洛塵收回目光,轉頭看向她,眼眸深邃,宛如藏著一片星空。
“我在想,念雪的道。”
“她的道,是守護這一方小小的紅塵。”
“純粹,干凈,所以她一步便邁了過去,水到渠成。”
千仞雪微微頷首。
“那你的道呢?”
她問。
洛塵笑了。
“我的道,是紅塵本身。”
他說著,伸出手,一片翠綠的竹葉悠悠然飄落,停在他的掌心。
“我曾以為,我的道,是看盡這紅塵,體悟這萬物。”
“我將整個世界,都看作是我劍下的風景。”
“一草一木,一山一河,皆可為劍。”
千仞雪靜靜地聽著。
這些話,她聽過。
這是洛塵身為紅塵劍仙的根基。
“可是。”
洛塵話鋒一轉。
“今日看到念雪,我忽然覺得,我或許……錯了。”
千仞雪秀眉微蹙。
“錯了?”
“對。”
洛塵看著掌心的竹葉,目光悠遠。
“我始終,是以一個‘看客’的身份,在俯瞰這紅塵。”
“我與紅塵之間,終究隔了一層。”
“隔著一柄劍的距離。
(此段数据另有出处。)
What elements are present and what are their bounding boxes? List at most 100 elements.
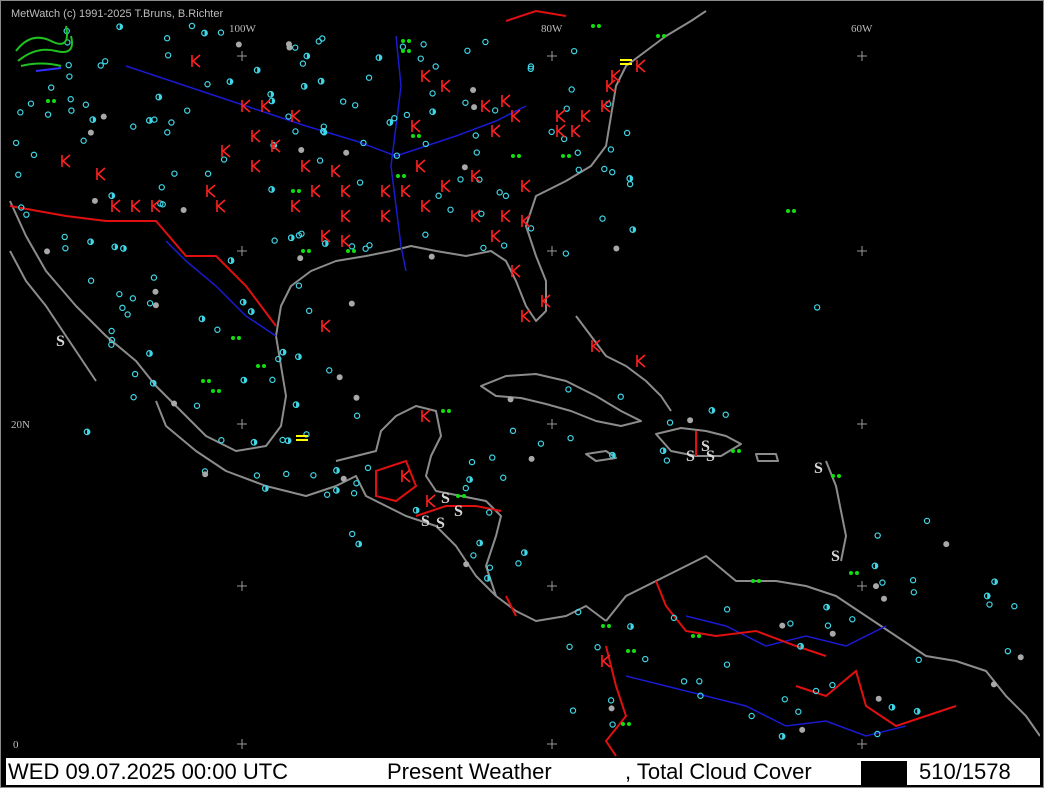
metwatch-logo-icon — [15, 25, 73, 72]
half-circle-icon — [87, 238, 94, 246]
thunderstorm-symbol-icon — [291, 109, 301, 123]
half-circle-icon — [226, 78, 234, 86]
rain-dot — [207, 379, 211, 383]
clear-circle-icon — [403, 111, 411, 119]
clear-circle-icon — [795, 708, 802, 715]
plus-icon — [547, 51, 557, 61]
border-panama — [505, 595, 517, 617]
dust-symbols: S S S S S S S S S S — [56, 333, 840, 565]
clear-circle-icon — [12, 139, 20, 147]
thunderstorm-symbol-icon — [411, 119, 421, 133]
clear-circle-icon — [915, 656, 922, 664]
thunderstorm-bolt — [381, 209, 391, 223]
dust-symbol-icon: S — [831, 548, 840, 565]
thunderstorm-symbol-icon — [441, 179, 451, 193]
clear-circle-icon — [164, 129, 171, 136]
thunderstorm-bolt — [441, 179, 451, 193]
rain-symbol-icon — [401, 49, 411, 53]
clear-circle-icon — [292, 128, 299, 135]
half-circle-icon — [983, 592, 991, 600]
rain-dot — [831, 474, 835, 478]
clear-circle-icon — [168, 119, 175, 126]
clear-circle-icon — [351, 102, 359, 109]
thunderstorm-symbol-icon — [521, 179, 531, 193]
clear-circle-icon — [353, 480, 360, 487]
filled-circle-icon — [336, 374, 343, 381]
rain-symbol-icon — [201, 379, 211, 383]
half-circle-icon — [627, 623, 634, 630]
half-circle-icon — [476, 539, 484, 547]
clear-circle-icon — [623, 129, 631, 137]
rain-dot — [441, 409, 445, 413]
half-circle-icon — [287, 234, 295, 242]
clear-circle-icon — [813, 304, 821, 311]
clear-circle-icon — [666, 419, 674, 426]
rain-dot — [407, 49, 411, 53]
clear-circle-icon — [491, 107, 499, 114]
thunderstorm-bolt — [341, 234, 351, 248]
thunderstorm-bolt — [411, 119, 421, 133]
status-footer: WED 09.07.2025 00:00 UTC Present Weather… — [6, 758, 1040, 785]
clear-circle-icon — [489, 454, 496, 461]
thunderstorm-symbol-icon — [401, 469, 411, 483]
thunderstorm-symbol-icon — [636, 354, 646, 368]
clear-circle-icon — [131, 370, 139, 378]
clear-circle-icon — [548, 128, 555, 136]
clear-circle-icon — [486, 564, 494, 571]
rain-dot — [607, 624, 611, 628]
clear-circle-icon — [609, 721, 616, 728]
footer-secondary: , Total Cloud Cover — [625, 759, 812, 784]
half-circle-icon — [240, 376, 248, 384]
clear-circle-icon — [108, 327, 115, 335]
map-frame: S S S S S S S S S S MetWatch (c) 1991-20… — [0, 0, 1044, 788]
rain-dot — [517, 154, 521, 158]
clear-circle-icon — [68, 107, 75, 114]
thunderstorm-bolt — [311, 184, 321, 198]
half-circle-icon — [300, 82, 308, 90]
clear-circle-icon — [609, 169, 616, 176]
half-circle-icon — [626, 175, 634, 182]
clear-circle-icon — [23, 211, 30, 218]
filled-circle-icon — [470, 87, 477, 94]
filled-circle-icon — [872, 583, 879, 590]
rain-symbol-icon — [346, 249, 356, 253]
half-circle-icon — [284, 437, 292, 445]
filled-circle-icon — [943, 541, 950, 548]
rain-dot — [837, 474, 841, 478]
dust-symbol-icon: S — [436, 515, 445, 532]
thunderstorm-symbol-icon — [426, 494, 436, 508]
clear-circle-icon — [150, 274, 158, 281]
thunderstorm-symbol-icon — [421, 69, 431, 83]
footer-product: Present Weather — [387, 759, 552, 784]
half-circle-icon — [991, 578, 998, 586]
thunderstorm-bolt — [501, 94, 511, 108]
half-circle-icon — [321, 240, 329, 247]
clear-circle-icon — [310, 472, 317, 479]
rain-dot — [462, 494, 466, 498]
border-us-mexico — [9, 205, 277, 327]
rain-symbol-icon — [301, 249, 311, 253]
filled-circle-icon — [779, 622, 786, 629]
plus-icon — [547, 246, 557, 256]
clear-circle-icon — [193, 402, 201, 409]
half-circle-icon — [227, 257, 235, 264]
thunderstorm-bolt — [331, 164, 341, 178]
filled-circle-icon — [348, 300, 355, 307]
clear-circle-icon — [391, 115, 398, 122]
plus-icon — [857, 419, 867, 429]
rain-dot — [601, 624, 605, 628]
rain-dot — [52, 99, 56, 103]
thunderstorm-bolt — [341, 184, 351, 198]
thunderstorm-symbol-icon — [441, 79, 451, 93]
filled-circle-icon — [687, 417, 694, 424]
filled-circle-icon — [507, 396, 514, 403]
clear-circle-icon — [163, 35, 171, 42]
clear-circle-icon — [305, 307, 313, 315]
clear-circle-icon — [447, 206, 454, 213]
thunderstorm-bolt — [491, 229, 501, 243]
clear-circle-icon — [575, 166, 582, 174]
thunderstorm-bolt — [251, 159, 261, 173]
rain-dot — [46, 99, 50, 103]
thunderstorm-bolt — [96, 167, 106, 181]
half-circle-icon — [332, 486, 340, 494]
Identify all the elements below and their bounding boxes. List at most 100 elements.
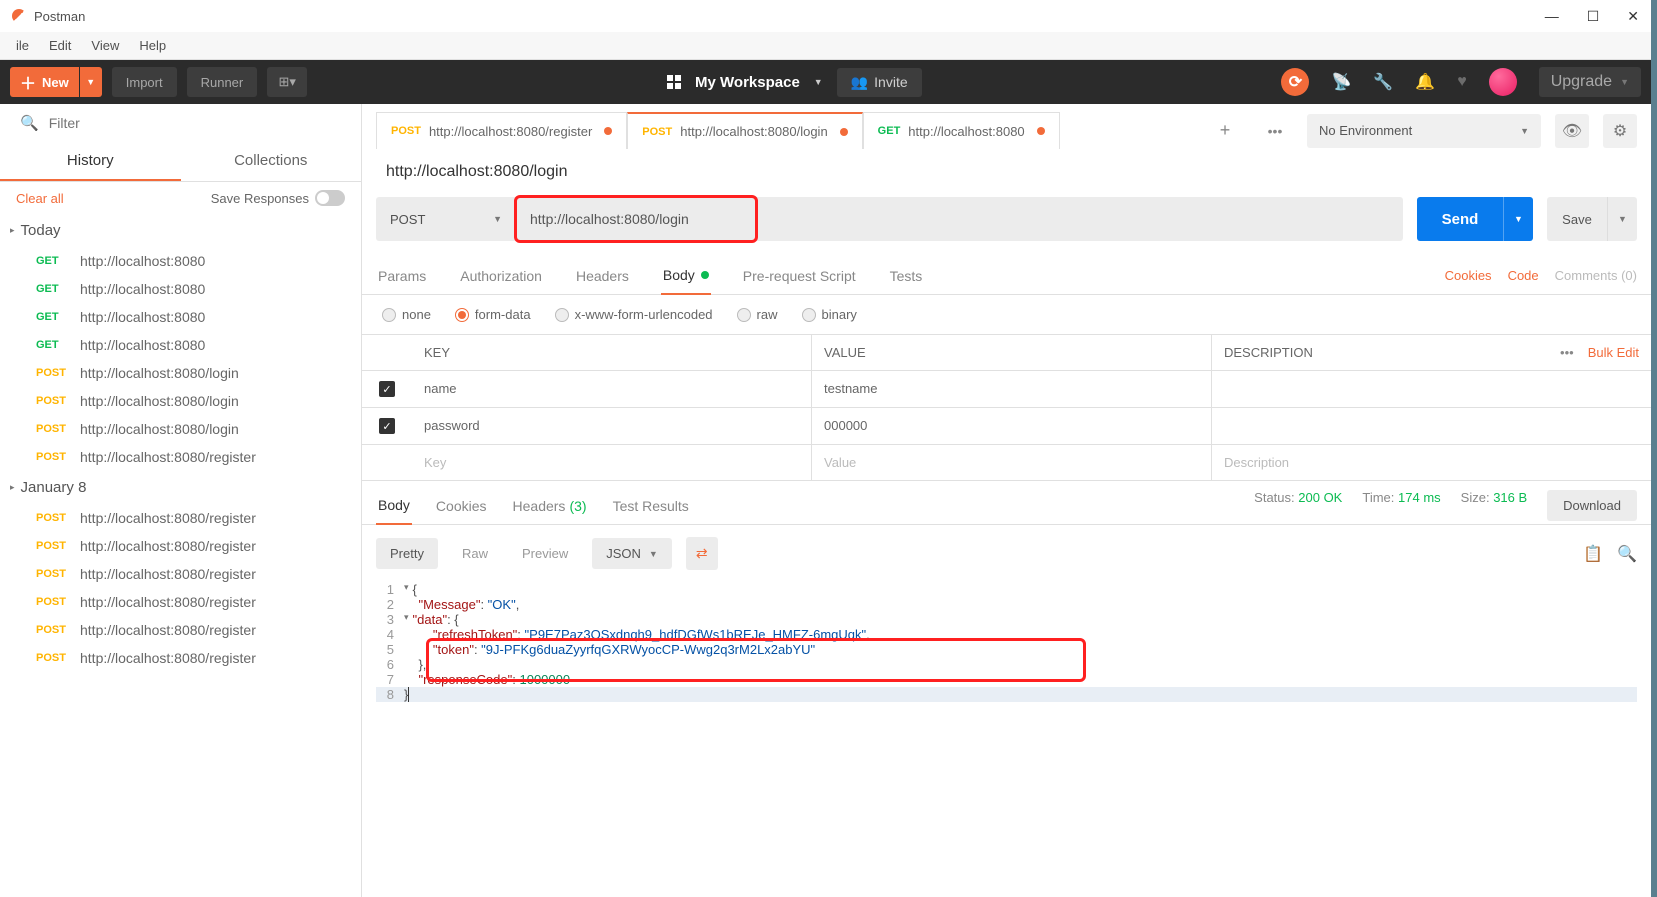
resp-tab-body[interactable]: Body bbox=[376, 487, 412, 525]
new-button[interactable]: ＋New bbox=[10, 67, 79, 97]
desc-placeholder[interactable]: Description bbox=[1212, 445, 1651, 480]
comments-link[interactable]: Comments (0) bbox=[1555, 268, 1637, 283]
environment-select[interactable]: No Environment▼ bbox=[1307, 114, 1541, 148]
send-button[interactable]: Send bbox=[1417, 197, 1503, 241]
avatar[interactable] bbox=[1489, 68, 1517, 96]
history-item[interactable]: POSThttp://localhost:8080/register bbox=[0, 560, 361, 588]
format-select[interactable]: JSON▼ bbox=[592, 538, 672, 569]
history-item[interactable]: GEThttp://localhost:8080 bbox=[0, 247, 361, 275]
add-tab-button[interactable]: + bbox=[1207, 120, 1243, 141]
wrap-lines-icon[interactable]: ⇄ bbox=[686, 537, 718, 570]
mode-pretty[interactable]: Pretty bbox=[376, 538, 438, 569]
key-placeholder[interactable]: Key bbox=[412, 445, 812, 480]
request-tab[interactable]: POSThttp://localhost:8080/login bbox=[627, 112, 862, 149]
invite-icon: 👥 bbox=[851, 74, 868, 91]
history-item[interactable]: GEThttp://localhost:8080 bbox=[0, 303, 361, 331]
satellite-icon[interactable]: 📡 bbox=[1331, 72, 1351, 92]
bodytype-raw[interactable]: raw bbox=[737, 307, 778, 322]
history-item[interactable]: POSThttp://localhost:8080/login bbox=[0, 387, 361, 415]
window-maximize[interactable]: ☐ bbox=[1587, 8, 1600, 25]
resp-tab-headers[interactable]: Headers (3) bbox=[511, 488, 589, 524]
tab-history[interactable]: History bbox=[0, 142, 181, 181]
menu-help[interactable]: Help bbox=[131, 36, 174, 55]
cookies-link[interactable]: Cookies bbox=[1445, 268, 1492, 283]
import-button[interactable]: Import bbox=[112, 67, 177, 97]
history-item[interactable]: POSThttp://localhost:8080/register bbox=[0, 532, 361, 560]
sync-icon[interactable]: ⟳ bbox=[1281, 68, 1309, 96]
row-key[interactable]: name bbox=[412, 371, 812, 407]
resp-refreshtoken: "P9E7Paz3OSxdnqh9_hdfDGfWs1bREJe_HMFZ-6m… bbox=[525, 627, 867, 642]
body-dirty-dot bbox=[701, 271, 709, 279]
wrench-icon[interactable]: 🔧 bbox=[1373, 72, 1393, 92]
row-checkbox[interactable]: ✓ bbox=[379, 381, 395, 397]
history-item[interactable]: GEThttp://localhost:8080 bbox=[0, 331, 361, 359]
settings-icon[interactable]: ⚙ bbox=[1603, 114, 1637, 148]
method-select[interactable]: POST▼ bbox=[376, 197, 516, 241]
history-item[interactable]: GEThttp://localhost:8080 bbox=[0, 275, 361, 303]
copy-icon[interactable]: 📋 bbox=[1583, 544, 1603, 564]
heart-icon[interactable]: ♥ bbox=[1457, 73, 1467, 91]
row-checkbox[interactable]: ✓ bbox=[379, 418, 395, 434]
workspace-dropdown[interactable]: ▼ bbox=[814, 77, 823, 87]
bodytype-urlencoded[interactable]: x-www-form-urlencoded bbox=[555, 307, 713, 322]
download-button[interactable]: Download bbox=[1547, 490, 1637, 521]
search-response-icon[interactable]: 🔍 bbox=[1617, 544, 1637, 564]
window-minimize[interactable]: — bbox=[1545, 8, 1559, 25]
subtab-tests[interactable]: Tests bbox=[888, 258, 925, 294]
save-responses-toggle[interactable] bbox=[315, 190, 345, 206]
tab-options-button[interactable]: ••• bbox=[1257, 123, 1293, 139]
value-placeholder[interactable]: Value bbox=[812, 445, 1212, 480]
row-key[interactable]: password bbox=[412, 408, 812, 444]
window-close[interactable]: ✕ bbox=[1627, 8, 1639, 25]
filter-input[interactable] bbox=[49, 115, 341, 131]
request-tab[interactable]: GEThttp://localhost:8080 bbox=[863, 112, 1060, 149]
bodytype-formdata[interactable]: form-data bbox=[455, 307, 531, 322]
history-item[interactable]: POSThttp://localhost:8080/register bbox=[0, 443, 361, 471]
history-date-header[interactable]: ▸ Today bbox=[0, 214, 361, 247]
history-item[interactable]: POSThttp://localhost:8080/login bbox=[0, 359, 361, 387]
menu-view[interactable]: View bbox=[83, 36, 127, 55]
menu-file[interactable]: ile bbox=[8, 36, 37, 55]
response-body[interactable]: 1▾{ 2 "Message": "OK", 3▾"data": { 4 "re… bbox=[362, 582, 1651, 716]
bodytype-binary[interactable]: binary bbox=[802, 307, 857, 322]
invite-button[interactable]: 👥Invite bbox=[837, 68, 922, 97]
history-item[interactable]: POSThttp://localhost:8080/register bbox=[0, 644, 361, 672]
clear-all-link[interactable]: Clear all bbox=[16, 191, 64, 206]
status-value: 200 OK bbox=[1298, 490, 1342, 505]
subtab-body[interactable]: Body bbox=[661, 257, 711, 295]
workspace-name[interactable]: My Workspace bbox=[695, 74, 800, 91]
save-button[interactable]: Save bbox=[1547, 197, 1607, 241]
mode-raw[interactable]: Raw bbox=[452, 538, 498, 569]
row-value[interactable]: testname bbox=[812, 371, 1212, 407]
row-desc[interactable] bbox=[1212, 408, 1651, 444]
resp-tab-cookies[interactable]: Cookies bbox=[434, 488, 489, 524]
history-item[interactable]: POSThttp://localhost:8080/login bbox=[0, 415, 361, 443]
new-dropdown[interactable]: ▼ bbox=[80, 67, 102, 97]
capture-button[interactable]: ⊞▾ bbox=[267, 67, 307, 97]
menu-edit[interactable]: Edit bbox=[41, 36, 79, 55]
request-tab[interactable]: POSThttp://localhost:8080/register bbox=[376, 112, 627, 149]
history-item[interactable]: POSThttp://localhost:8080/register bbox=[0, 504, 361, 532]
row-desc[interactable] bbox=[1212, 371, 1651, 407]
bodytype-none[interactable]: none bbox=[382, 307, 431, 322]
bell-icon[interactable]: 🔔 bbox=[1415, 72, 1435, 92]
subtab-authorization[interactable]: Authorization bbox=[458, 258, 544, 294]
code-link[interactable]: Code bbox=[1508, 268, 1539, 283]
bulk-edit-link[interactable]: Bulk Edit bbox=[1588, 345, 1639, 360]
tab-collections[interactable]: Collections bbox=[181, 142, 362, 181]
save-dropdown[interactable]: ▼ bbox=[1607, 197, 1637, 241]
history-date-header[interactable]: ▸ January 8 bbox=[0, 471, 361, 504]
environment-preview-icon[interactable]: 👁 bbox=[1555, 114, 1589, 148]
upgrade-button[interactable]: Upgrade▼ bbox=[1539, 67, 1641, 97]
row-value[interactable]: 000000 bbox=[812, 408, 1212, 444]
subtab-prerequest[interactable]: Pre-request Script bbox=[741, 258, 858, 294]
resp-tab-tests[interactable]: Test Results bbox=[611, 488, 691, 524]
runner-button[interactable]: Runner bbox=[187, 67, 258, 97]
subtab-params[interactable]: Params bbox=[376, 258, 428, 294]
mode-preview[interactable]: Preview bbox=[512, 538, 578, 569]
history-item[interactable]: POSThttp://localhost:8080/register bbox=[0, 616, 361, 644]
subtab-headers[interactable]: Headers bbox=[574, 258, 631, 294]
topbar: ＋New ▼ Import Runner ⊞▾ My Workspace ▼ 👥… bbox=[0, 60, 1651, 104]
send-dropdown[interactable]: ▼ bbox=[1503, 197, 1533, 241]
history-item[interactable]: POSThttp://localhost:8080/register bbox=[0, 588, 361, 616]
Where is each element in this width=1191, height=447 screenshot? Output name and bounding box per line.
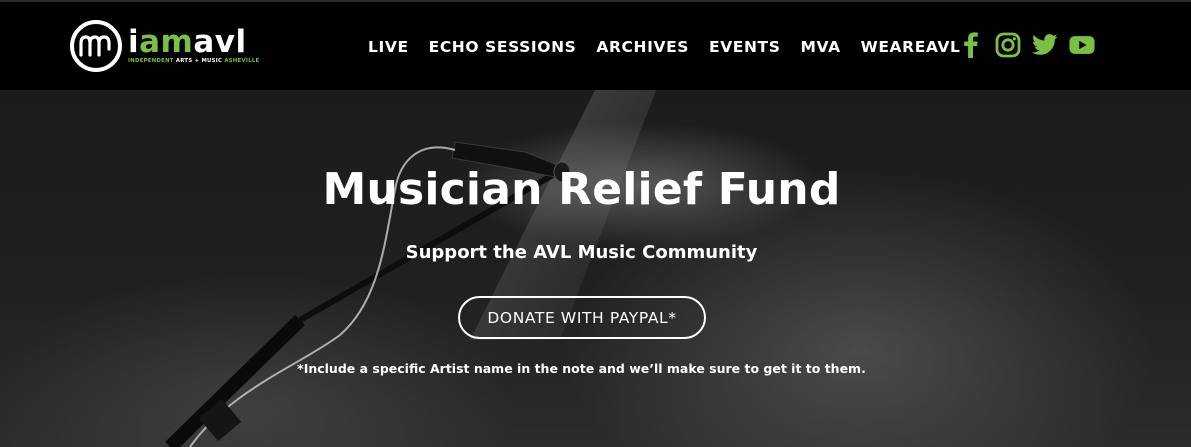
youtube-icon[interactable] (1069, 32, 1095, 58)
logo-text: iamavl INDEPENDENT ARTS + MUSIC ASHEVILL… (128, 27, 259, 65)
microphone-stand-image (165, 90, 657, 447)
hero-title: Musician Relief Fund (322, 164, 841, 215)
site-logo[interactable]: iamavl INDEPENDENT ARTS + MUSIC ASHEVILL… (70, 20, 259, 72)
donate-paypal-button[interactable]: DONATE WITH PAYPAL* (458, 296, 706, 339)
hero-subtitle: Support the AVL Music Community (405, 242, 758, 263)
instagram-icon[interactable] (995, 32, 1021, 58)
twitter-icon[interactable] (1032, 32, 1058, 58)
logo-tagline: INDEPENDENT ARTS + MUSIC ASHEVILLE (128, 58, 260, 64)
logo-mark-icon (70, 20, 122, 72)
nav-item-archives[interactable]: ARCHIVES (596, 38, 689, 56)
logo-wordmark: iamavl (128, 24, 247, 60)
main-nav: LIVE ECHO SESSIONS ARCHIVES EVENTS MVA W… (368, 38, 981, 56)
nav-item-live[interactable]: LIVE (368, 38, 409, 56)
site-header: iamavl INDEPENDENT ARTS + MUSIC ASHEVILL… (0, 0, 1191, 90)
nav-item-events[interactable]: EVENTS (709, 38, 780, 56)
page: iamavl INDEPENDENT ARTS + MUSIC ASHEVILL… (0, 0, 1191, 447)
waveform-icon (79, 35, 111, 57)
nav-item-mva[interactable]: MVA (801, 38, 841, 56)
facebook-icon[interactable] (958, 32, 984, 58)
nav-item-echo-sessions[interactable]: ECHO SESSIONS (429, 38, 577, 56)
hero-banner: Musician Relief Fund Support the AVL Mus… (0, 90, 1191, 447)
nav-item-weareavl[interactable]: WEAREAVL (861, 38, 961, 56)
donation-note: *Include a specific Artist name in the n… (297, 361, 866, 376)
social-links (958, 32, 1106, 58)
”
“我能揮劍斬出整個世界,卻始終……不是這個世界。”
千仞雪的心,微微一緊。
她聽懂了。
這是修行者最關鍵的瓶頸,是心境上的關隘。
過不去,便是永生永世的停滯。
過去了,便是海闊天空。
洛塵的修為,早已走到了一個凡人無法想象的盡頭。
再想往上一步,需要的不是力量的積累,而是這樣一次徹頭徹尾的頓悟。
“那你想怎么做?”
千仞雪問。
洛塵沒有回答。
他只是站起身,走到了竹林前那片空地上。
那里,是剛才女兒練劍的地方。
他緩緩閉上了雙眼。
他松開了手。
掌心的那片竹葉,沒有落下,而是靜靜地懸浮在了他身前的半空中。
一時間,風停了。
云住了。
溪水潺潺的聲音,也消失不見。
整個山谷,陷入了一種絕對的靜止。
千仞雪瞳孔微縮,立刻拉著還有些不解的洛念雪,退到了竹屋的廊下。
她知道,有什么驚人的事情要發生了。
洛塵就那樣站著。
無悲無喜,無思無想。
他放下了手中的劍。
放下了心中的劍。
他甚至放下了“紅塵劍仙”這個身份。
在這一刻,他不再是那個俯瞰眾生的強者。
他就是紅塵。
是那片竹葉,是那條溪水,是那塊巖石,是那只在巢中安睡的雛鳥。
他的神念,如潮水般散開。
沒有半分氣勢,沒有半分壓迫。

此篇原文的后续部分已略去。